If the sectarian and ethnic dimension played a role in the Iraqi crisis, then in the Libyan crisis it is concentrated in the tribal and regional dimensions between the east, west, and south, as each party tries to entrench itself in the geographical space that they dominate, exploiting its wealth and resources as if it were an independent state.
This feature represented the expressive picture of the Libyan crisis since the fall of Muammar Gaddafi's regime in 2011. The second factor is related to foreign interference, whether international, as is the case in the American, Russian, European or regional role, as is the case in Turkey, where these parties are trying to seize the opportunity to find a footing for their interests in the Libyan land, which suffers from the absence of a political elite capable of resolving the discord in the interest of the country.
Instead, the Libyan elite fell into the clutches of affiliations and alignments with some external parties that tried to employ these elites to achieve their interests. Perhaps what the Special Representative of the Secretary-General of the United Nations in Libya and the Acting Head of the United Nations Support Mission in Libya, Stephanie Williams, stated was accurately expressing the position of the elite and its responsibility for the situation in Libya, as she said: "Some in the political class want to obstruct dialogue and agreement in Libya, and this is harmful... the people are fed up."

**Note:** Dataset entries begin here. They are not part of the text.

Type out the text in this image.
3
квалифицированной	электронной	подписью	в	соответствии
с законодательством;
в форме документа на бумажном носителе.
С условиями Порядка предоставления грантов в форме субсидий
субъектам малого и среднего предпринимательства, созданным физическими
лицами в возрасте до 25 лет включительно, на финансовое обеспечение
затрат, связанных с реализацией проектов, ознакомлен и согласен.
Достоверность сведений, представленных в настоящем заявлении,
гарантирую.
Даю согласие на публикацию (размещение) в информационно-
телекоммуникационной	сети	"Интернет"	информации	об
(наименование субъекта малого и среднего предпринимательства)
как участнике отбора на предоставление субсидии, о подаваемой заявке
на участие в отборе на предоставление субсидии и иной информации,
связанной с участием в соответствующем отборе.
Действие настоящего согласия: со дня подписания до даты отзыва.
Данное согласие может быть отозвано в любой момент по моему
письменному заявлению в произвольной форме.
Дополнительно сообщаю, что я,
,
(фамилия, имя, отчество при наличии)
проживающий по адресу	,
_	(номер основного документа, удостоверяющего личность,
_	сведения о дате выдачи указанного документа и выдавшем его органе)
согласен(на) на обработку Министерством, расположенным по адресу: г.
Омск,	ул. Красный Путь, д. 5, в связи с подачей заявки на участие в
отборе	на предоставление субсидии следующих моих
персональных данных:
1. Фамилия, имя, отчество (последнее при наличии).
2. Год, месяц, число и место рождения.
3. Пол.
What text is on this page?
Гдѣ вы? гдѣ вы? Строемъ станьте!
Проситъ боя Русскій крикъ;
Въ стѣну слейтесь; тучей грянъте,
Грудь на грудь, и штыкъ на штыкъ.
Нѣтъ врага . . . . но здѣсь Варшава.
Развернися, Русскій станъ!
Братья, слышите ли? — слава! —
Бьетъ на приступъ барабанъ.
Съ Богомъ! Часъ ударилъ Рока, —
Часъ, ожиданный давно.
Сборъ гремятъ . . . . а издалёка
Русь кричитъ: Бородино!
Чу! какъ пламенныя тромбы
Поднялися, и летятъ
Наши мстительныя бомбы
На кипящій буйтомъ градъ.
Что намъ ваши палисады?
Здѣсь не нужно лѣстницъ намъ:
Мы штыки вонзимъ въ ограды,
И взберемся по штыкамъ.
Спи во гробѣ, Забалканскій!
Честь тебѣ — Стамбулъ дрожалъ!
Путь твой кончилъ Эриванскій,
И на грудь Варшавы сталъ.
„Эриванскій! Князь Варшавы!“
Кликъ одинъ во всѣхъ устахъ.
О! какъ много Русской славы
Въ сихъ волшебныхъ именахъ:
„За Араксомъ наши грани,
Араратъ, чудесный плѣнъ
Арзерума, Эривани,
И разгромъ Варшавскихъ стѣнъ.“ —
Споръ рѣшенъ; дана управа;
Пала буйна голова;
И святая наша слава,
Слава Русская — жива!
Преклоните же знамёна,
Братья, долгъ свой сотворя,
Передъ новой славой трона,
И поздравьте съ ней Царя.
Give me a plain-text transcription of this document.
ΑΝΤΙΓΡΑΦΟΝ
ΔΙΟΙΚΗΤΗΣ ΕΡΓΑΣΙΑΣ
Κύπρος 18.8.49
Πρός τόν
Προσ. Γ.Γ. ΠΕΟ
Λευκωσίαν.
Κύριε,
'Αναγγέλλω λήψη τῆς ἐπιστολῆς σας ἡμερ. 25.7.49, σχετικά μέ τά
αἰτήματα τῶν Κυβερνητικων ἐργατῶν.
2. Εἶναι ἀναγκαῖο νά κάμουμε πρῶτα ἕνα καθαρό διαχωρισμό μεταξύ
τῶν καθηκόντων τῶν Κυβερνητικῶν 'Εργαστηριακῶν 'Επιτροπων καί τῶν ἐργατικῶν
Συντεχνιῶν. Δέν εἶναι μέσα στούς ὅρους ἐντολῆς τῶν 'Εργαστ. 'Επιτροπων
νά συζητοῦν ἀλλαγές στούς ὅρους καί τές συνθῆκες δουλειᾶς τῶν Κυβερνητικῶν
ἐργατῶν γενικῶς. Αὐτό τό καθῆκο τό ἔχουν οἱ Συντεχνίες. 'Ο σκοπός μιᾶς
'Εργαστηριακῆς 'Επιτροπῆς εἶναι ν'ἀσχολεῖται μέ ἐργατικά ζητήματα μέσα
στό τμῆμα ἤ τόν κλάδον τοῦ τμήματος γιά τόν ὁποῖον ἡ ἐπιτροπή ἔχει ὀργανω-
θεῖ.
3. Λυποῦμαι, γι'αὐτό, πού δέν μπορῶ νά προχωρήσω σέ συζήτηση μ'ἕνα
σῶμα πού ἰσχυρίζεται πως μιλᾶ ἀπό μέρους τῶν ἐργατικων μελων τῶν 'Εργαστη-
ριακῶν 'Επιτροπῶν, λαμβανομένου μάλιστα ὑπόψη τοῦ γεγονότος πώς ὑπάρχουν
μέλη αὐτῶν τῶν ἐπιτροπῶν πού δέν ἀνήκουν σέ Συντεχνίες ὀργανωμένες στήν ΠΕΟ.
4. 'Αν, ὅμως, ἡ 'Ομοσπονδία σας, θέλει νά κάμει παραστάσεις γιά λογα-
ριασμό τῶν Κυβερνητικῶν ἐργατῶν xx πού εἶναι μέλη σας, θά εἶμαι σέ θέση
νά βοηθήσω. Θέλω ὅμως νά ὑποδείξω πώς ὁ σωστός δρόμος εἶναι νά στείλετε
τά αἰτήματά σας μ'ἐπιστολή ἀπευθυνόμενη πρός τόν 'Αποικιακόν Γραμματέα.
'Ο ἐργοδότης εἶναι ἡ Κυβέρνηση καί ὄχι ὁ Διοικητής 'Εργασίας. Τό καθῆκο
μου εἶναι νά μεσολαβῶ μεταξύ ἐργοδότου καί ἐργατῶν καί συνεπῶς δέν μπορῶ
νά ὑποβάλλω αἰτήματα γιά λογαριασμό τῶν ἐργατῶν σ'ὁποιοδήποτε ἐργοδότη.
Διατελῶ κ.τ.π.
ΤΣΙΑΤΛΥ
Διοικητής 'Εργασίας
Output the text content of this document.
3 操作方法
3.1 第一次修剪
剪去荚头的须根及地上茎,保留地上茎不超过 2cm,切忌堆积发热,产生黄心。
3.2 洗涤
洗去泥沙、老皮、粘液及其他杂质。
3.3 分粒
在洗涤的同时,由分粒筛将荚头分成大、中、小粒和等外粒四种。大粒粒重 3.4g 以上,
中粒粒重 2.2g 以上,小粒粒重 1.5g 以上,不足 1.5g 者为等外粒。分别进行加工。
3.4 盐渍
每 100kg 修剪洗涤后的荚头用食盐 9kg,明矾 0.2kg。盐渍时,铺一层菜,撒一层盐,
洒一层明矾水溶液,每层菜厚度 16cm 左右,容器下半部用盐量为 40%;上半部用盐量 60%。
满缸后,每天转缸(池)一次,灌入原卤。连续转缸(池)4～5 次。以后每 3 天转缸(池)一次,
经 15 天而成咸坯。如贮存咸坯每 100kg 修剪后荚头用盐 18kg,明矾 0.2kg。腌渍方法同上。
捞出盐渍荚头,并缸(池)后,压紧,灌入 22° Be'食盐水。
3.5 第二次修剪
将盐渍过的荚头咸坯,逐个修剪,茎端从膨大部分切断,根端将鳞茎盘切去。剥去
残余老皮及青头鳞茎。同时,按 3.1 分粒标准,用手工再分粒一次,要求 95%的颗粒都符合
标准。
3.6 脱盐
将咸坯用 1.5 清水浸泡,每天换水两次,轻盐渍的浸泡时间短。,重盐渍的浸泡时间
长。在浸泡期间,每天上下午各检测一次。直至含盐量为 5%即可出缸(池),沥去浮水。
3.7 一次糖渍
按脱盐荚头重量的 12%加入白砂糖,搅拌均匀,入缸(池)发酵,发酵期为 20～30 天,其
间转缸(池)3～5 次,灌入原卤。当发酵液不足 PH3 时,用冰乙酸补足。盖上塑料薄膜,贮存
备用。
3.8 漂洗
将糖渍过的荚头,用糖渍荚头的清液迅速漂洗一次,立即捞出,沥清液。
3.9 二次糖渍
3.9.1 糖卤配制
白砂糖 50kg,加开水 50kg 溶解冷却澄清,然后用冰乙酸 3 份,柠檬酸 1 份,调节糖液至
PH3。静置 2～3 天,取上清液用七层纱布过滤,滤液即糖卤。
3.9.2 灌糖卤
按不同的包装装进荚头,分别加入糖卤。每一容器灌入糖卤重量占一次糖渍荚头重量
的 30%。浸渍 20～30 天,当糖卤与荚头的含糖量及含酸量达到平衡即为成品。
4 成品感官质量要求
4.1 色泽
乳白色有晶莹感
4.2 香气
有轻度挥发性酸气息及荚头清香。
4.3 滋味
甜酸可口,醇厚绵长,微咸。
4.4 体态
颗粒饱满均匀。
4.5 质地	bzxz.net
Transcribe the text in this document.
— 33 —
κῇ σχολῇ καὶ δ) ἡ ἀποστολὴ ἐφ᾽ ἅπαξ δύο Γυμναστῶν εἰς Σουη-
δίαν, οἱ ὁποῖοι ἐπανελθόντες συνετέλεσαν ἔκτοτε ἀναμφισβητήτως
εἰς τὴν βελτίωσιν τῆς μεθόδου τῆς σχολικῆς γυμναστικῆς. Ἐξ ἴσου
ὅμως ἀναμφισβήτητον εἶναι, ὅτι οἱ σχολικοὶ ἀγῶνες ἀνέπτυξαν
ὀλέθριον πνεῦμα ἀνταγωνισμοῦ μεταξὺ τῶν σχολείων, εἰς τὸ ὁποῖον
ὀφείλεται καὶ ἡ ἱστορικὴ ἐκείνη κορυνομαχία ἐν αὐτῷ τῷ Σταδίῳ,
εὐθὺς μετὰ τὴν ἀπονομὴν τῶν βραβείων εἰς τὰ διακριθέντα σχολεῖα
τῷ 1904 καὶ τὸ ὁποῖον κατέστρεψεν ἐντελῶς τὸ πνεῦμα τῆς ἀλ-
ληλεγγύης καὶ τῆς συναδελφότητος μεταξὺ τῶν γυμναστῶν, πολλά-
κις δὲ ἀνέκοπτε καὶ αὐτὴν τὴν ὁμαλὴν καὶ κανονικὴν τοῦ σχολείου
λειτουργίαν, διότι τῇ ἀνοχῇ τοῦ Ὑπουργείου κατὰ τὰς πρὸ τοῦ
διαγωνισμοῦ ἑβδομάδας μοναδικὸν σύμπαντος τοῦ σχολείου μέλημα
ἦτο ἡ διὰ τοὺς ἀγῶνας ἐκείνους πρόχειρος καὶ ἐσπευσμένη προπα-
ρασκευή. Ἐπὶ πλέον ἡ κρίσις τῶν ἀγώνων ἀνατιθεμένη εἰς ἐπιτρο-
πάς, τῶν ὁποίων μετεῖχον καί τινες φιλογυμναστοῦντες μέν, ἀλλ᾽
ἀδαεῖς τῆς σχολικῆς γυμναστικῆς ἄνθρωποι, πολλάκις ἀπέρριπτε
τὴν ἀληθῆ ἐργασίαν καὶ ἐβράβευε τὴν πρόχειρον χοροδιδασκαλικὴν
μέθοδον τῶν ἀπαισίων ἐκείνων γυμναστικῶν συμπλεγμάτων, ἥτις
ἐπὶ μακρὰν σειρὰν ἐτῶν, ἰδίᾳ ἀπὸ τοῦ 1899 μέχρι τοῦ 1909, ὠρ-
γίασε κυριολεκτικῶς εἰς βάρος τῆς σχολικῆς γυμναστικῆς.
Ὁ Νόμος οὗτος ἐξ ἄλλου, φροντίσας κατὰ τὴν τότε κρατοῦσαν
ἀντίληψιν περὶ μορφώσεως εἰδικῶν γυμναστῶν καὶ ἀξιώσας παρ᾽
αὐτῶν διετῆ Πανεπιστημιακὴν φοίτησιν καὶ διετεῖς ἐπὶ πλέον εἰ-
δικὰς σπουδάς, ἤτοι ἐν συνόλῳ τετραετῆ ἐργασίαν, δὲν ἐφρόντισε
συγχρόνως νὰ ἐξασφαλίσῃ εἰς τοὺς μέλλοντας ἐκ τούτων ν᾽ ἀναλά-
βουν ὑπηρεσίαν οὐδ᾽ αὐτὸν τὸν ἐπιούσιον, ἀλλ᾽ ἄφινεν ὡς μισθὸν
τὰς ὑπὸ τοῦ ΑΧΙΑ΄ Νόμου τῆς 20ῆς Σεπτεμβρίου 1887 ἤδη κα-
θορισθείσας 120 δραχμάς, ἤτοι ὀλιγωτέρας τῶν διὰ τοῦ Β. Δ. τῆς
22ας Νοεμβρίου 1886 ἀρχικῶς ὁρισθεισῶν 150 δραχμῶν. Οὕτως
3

The feasibility of the statement is that the Iraqi and Libyan crises revealed the role of the political elite in the deterioration of the situation, the complexity of circumstances and the obstruction of a national action track to reach political understandings in order to get out of the furnace of conflicts that were not limited to the political arena, but instead moved to fight on the ground between the same people under false pretexts and invalid allegations.
The Iraqi and Libyan crises, like other crises that the Arab countries (Lebanon, Sudan, Yemen and other examples) are witnessing, is a crisis of a political elite that has become too sterilized to present fundamental ideas, practical proposals and future policies to build their countries based on internal consensus and political understanding far from opening the door to foreign interlopers who try to seize the country's capabilities and employ them to achieve their interests at the expense of the interests of the peoples whose fate has depended on the ability of their elite to draw plans and determine paths. This real crisis deserves to be highlighted if we want to get out of the closed circle that revolves around its political concerns.
The conclusion is that the political elite in any country is the most influential factor in its conditions and future. If their intentions are sincere, their reading is good, and their decision is mastered, they will save their country from conflicts that threaten its security, stability, and even existence. Will these elites wake up from their negligence and pay attention to their responsibilities, or will they remain as they are to make their people pay the price of their ossification?